L’État est en revanche plus généreux pour des projets d’installation de pompes à chaleur (PAC) et/ou de géothermie – un dispositif qui exploite la chaleur emmagasinée dans le sous-sol et les nappes d’eau souterraines. “Installer une PAC est intéressant en 100 % ou en hybridation, avec l’appoint d’une chaudière à gaz par exemple, en cas de pic de consommation. La géothermie se prête bien aux hôtels ouverts à l’année, mais les coûts d’installation sont élevés. Cela dit, le rendement est intéressant : entre le cout réel et le gain réalisé en production énergétique, le taux de rentabilité est de 10%”, précise Aurélien Jouault.
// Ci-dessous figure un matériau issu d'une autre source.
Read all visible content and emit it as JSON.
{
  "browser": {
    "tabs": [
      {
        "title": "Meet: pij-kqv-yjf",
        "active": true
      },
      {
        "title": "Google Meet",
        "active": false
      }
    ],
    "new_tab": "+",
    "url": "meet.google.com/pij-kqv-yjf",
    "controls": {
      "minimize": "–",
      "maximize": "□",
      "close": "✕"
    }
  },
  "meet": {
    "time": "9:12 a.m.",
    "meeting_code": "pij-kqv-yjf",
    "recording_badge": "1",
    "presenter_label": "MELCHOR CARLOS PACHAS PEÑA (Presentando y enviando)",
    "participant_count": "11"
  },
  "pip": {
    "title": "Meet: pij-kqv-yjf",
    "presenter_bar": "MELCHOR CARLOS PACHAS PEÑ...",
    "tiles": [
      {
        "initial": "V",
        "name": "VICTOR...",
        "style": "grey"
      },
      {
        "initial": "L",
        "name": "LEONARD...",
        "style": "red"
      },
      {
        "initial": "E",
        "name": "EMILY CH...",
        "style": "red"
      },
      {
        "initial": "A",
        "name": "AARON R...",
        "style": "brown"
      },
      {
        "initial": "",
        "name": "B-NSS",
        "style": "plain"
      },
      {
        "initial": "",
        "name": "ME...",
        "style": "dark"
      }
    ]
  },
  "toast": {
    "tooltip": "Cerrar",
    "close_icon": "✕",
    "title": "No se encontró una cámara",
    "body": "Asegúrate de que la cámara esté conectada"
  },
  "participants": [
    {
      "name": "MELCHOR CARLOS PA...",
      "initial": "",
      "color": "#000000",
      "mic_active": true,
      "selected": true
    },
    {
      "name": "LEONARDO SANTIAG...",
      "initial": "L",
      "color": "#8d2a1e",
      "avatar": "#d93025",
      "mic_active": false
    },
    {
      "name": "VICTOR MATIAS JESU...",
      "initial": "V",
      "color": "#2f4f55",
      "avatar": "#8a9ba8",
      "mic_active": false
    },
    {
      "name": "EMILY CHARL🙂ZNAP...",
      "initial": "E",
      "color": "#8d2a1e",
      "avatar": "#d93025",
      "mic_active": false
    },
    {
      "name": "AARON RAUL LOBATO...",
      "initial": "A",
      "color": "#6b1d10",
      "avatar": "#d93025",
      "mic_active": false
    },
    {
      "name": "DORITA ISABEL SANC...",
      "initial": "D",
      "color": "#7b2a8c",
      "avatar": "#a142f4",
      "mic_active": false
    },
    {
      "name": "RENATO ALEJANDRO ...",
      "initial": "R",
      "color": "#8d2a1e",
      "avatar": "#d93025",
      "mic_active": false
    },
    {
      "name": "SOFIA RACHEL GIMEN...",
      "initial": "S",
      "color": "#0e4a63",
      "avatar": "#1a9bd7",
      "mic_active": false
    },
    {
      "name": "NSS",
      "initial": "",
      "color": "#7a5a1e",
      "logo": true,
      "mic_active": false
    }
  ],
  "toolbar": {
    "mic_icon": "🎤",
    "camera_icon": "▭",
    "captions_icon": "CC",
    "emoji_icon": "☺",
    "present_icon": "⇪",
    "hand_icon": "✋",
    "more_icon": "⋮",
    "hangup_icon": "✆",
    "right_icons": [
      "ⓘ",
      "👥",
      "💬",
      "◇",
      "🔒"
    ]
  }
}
À Villevieille (Gard), le propriétaire de l’hôtel-restaurant du Château de Pondres (4 étoiles) s’est lancé dans l’aventure. “Il y a quinze ans, nous avons installé une chaudière au gaz naturel, sans réaliser l’impact écologique. Notre facture de gaz, très élevée, s’élève à environ 60 000 € par an. La CCI du Gard, qui a un service dédié aux énergies renouvelables, a mené pour nous une étude précise prenant en compte la complexité du monument historique. Les deux solutions indiquées étaient une chaudière à bois déchiqueté, nécessitant un énorme approvisionnement en bois et du stockage, ou la géothermie”, raconte Éric Mauz. Les travaux ont été réalisés en 2024 sans compromettre la saison : 38 forages creusés à 240 m de profondeur, tranchées pour les canalisations, raccordement des tubes caloporteurs vers la PAC… Le système a été mis en route en octobre 2024 et tous les réglages sont quasiment terminés. Les résultats sont là : “C’est mieux qu’estimé, avec moins de déperdition que prévu. Nous avons conservé la chaudière gaz en cas de gros froid, mais n’en avons pas eu besoin. Et la chaleur est plus agréable, plus douce”, résume Éric Mauz. Cout global du projet : 900 000 €. “Le projet a été financé à hauteur de 60 % via le Fonds européen de développement régional et l’Agence de la transition écologique. Nous avons financé le reste par un prêt bancaire”, détaille-t-il. Le coût devrait être amortissable sur dix ans. Le gain écologique réalisé correspond à 100 tonnes de CO2 en moins dans l’atmosphère chaque année.